Reasonable Hypothesis SOPExternal website

25 of 2025

Balance of Probabilities SOPExternal website

26 of 2025
Changes from previous Instruments:
 
ICD Coding
  • ICD-10-AM Codes: B66.1
Brief description

Clonorchiasis is a parasitic infection of the bile ducts, liver and gallbladder by a type of liver fluke (Clornorchis sinesis). It is acquired by eating raw, undercooked, picked or smoked freshwater fish contaminated with Clornorchis sinensis larvae from endemic regions (e.g. China, Korea, Russia, Taiwan and Vietnam). 

Confirming the diagnosis

To establish the diagnosis, laboratory testing is often required. Microscopic detection of Clornorchis sinensis eggs in stool specimens (common) or in bile fluid collected via duodenal aspiration (invasive and uncommon). Other serological and molecular tests can also support the diagnosis- e.g  an enzyme-linked immunosorbent assay (ELISA) method for detecting anti-Clornorchis sinensis antibodies in the stool, Polymerase Chain Reaction (PCR) detection of parasite DNA in stool or bile samples. 

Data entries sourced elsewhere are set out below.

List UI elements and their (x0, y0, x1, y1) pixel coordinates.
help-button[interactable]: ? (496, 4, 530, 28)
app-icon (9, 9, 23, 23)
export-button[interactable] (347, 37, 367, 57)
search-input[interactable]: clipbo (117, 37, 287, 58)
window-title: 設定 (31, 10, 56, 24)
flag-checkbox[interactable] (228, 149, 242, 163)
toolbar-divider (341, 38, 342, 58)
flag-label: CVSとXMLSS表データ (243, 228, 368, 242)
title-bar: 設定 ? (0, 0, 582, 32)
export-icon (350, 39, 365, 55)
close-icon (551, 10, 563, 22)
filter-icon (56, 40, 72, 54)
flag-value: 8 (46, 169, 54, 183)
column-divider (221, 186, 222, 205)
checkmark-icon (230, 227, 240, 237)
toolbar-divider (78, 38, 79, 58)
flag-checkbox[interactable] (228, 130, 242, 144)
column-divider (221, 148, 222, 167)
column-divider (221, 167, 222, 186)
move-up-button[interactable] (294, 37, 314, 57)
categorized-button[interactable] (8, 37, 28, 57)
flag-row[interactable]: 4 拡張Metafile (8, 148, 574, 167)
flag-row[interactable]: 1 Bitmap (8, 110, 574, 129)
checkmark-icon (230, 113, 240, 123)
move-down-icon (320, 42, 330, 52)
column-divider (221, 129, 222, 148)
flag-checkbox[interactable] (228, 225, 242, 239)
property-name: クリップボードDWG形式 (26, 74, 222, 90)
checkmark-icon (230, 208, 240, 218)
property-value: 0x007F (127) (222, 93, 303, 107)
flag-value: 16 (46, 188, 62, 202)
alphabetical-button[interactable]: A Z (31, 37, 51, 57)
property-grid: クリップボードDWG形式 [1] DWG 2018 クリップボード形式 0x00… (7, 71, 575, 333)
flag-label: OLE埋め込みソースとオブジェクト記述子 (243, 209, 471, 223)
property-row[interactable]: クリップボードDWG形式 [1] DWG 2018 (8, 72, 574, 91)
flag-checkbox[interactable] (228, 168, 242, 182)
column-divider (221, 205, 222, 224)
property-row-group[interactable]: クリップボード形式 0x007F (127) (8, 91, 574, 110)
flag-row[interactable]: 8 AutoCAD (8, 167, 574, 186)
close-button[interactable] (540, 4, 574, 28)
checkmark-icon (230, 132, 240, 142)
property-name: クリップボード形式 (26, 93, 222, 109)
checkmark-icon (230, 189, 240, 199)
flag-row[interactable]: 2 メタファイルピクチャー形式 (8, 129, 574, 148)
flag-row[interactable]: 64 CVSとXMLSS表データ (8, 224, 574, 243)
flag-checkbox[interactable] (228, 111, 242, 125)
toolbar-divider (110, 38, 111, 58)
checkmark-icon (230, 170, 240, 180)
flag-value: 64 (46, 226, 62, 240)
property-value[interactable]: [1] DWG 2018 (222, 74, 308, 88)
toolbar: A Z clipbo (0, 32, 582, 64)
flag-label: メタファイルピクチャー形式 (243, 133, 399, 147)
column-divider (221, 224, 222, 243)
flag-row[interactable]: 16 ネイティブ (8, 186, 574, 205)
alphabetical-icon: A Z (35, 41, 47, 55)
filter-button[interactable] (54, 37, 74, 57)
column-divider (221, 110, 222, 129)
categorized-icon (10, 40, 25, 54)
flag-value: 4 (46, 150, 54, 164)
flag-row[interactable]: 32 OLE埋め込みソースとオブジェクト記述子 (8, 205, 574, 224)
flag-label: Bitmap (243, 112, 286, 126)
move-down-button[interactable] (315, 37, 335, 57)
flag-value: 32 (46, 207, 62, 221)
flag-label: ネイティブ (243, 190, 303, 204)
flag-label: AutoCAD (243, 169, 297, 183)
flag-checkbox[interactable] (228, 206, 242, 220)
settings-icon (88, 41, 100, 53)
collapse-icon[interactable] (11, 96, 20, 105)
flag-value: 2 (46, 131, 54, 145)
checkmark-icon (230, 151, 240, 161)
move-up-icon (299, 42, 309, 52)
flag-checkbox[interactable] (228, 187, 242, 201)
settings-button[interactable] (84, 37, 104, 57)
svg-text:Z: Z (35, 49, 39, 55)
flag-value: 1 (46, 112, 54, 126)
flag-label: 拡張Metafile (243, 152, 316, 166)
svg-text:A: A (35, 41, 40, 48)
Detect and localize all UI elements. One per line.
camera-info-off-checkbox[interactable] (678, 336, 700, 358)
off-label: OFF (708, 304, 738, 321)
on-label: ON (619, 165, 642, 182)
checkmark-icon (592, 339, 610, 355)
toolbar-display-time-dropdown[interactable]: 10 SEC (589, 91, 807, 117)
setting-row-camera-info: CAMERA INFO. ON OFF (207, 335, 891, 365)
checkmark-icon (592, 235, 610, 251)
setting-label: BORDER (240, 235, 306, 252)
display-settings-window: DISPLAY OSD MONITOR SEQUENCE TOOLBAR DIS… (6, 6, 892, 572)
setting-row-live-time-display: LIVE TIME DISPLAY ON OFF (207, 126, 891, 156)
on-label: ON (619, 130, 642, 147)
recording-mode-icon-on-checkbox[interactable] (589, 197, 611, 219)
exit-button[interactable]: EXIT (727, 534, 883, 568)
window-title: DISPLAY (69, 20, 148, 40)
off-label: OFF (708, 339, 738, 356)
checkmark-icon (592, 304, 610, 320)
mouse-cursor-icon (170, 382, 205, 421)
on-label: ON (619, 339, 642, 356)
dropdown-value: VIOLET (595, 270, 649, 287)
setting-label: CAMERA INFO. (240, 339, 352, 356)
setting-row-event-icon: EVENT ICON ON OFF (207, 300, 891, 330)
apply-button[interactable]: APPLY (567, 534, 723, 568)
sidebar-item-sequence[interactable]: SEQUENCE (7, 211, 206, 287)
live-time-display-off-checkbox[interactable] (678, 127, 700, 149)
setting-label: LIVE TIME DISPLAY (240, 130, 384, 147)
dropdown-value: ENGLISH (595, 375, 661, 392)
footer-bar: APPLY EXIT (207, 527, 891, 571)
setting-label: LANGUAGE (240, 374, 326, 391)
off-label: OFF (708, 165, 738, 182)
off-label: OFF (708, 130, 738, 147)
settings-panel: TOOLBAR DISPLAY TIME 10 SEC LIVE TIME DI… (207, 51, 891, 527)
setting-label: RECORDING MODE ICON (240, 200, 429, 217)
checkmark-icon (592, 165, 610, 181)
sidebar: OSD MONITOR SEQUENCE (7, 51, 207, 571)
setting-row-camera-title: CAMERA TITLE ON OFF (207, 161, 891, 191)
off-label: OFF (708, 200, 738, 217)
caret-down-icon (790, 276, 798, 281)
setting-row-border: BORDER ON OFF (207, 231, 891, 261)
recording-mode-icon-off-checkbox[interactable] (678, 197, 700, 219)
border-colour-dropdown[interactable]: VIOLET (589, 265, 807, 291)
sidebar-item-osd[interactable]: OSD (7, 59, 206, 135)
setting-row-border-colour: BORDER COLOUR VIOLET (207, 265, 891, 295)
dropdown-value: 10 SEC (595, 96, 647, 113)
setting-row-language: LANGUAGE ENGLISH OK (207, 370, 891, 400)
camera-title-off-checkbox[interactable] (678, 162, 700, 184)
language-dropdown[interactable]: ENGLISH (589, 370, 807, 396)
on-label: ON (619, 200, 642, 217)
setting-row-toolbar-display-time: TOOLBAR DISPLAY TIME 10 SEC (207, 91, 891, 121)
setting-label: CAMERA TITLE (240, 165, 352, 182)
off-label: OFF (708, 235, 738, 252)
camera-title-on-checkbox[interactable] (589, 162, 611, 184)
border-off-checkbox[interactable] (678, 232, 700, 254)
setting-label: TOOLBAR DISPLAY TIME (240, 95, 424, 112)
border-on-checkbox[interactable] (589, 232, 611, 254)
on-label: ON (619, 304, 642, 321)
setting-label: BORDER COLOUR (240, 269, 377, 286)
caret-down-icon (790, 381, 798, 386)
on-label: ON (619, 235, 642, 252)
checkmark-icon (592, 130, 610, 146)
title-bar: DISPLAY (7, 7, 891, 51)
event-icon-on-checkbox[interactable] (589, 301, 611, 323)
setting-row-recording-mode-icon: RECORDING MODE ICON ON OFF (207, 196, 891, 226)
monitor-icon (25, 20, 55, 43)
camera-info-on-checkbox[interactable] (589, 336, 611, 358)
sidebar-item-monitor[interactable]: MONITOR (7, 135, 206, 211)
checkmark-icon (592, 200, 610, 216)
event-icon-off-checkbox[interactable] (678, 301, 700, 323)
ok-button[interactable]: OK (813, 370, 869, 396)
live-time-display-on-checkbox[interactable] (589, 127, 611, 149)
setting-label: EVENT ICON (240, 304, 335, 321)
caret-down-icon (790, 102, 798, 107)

Additional diagnoses covered by SOP
  • Clonorchis sinensis infection 
  • Chinese Liver Fluke infection
Conditions not covered by SOP
  • Opisthorchiasis*

* another SOP applies  - the SOP has the same name unless otherwise specified

# non-SOP condition

Clinical onset

The clinical presentation of clonorchiasis depends on the duration of illness and host immune response. Many cases are asymptomatic, particularly in mild or early cases (within 2-4 weeks of exposure), symptoms and signs may involve right upper abdominal pain, fever, nausea, vomiting, diarrhoea, loss of appetite and/or fatigue. With longer term infections, the symptoms can be more severe, and hepatomegaly (enlarged liver), persistent abdominal pain, fever, and pruritus (itchy skin) may develop. Once the diagnosis is confirmed clinical onset can be backdated to when the symptoms first presented.

Clinical worsening

The prognosis of clonorchiasis depends on the severity of the condition, duration of infection and whether complications have developed. Most people recover fully if diagnosed and treated early with antiparasitic treatment.  An inability to obtain appropriate clinical management therefore can worsen this condition.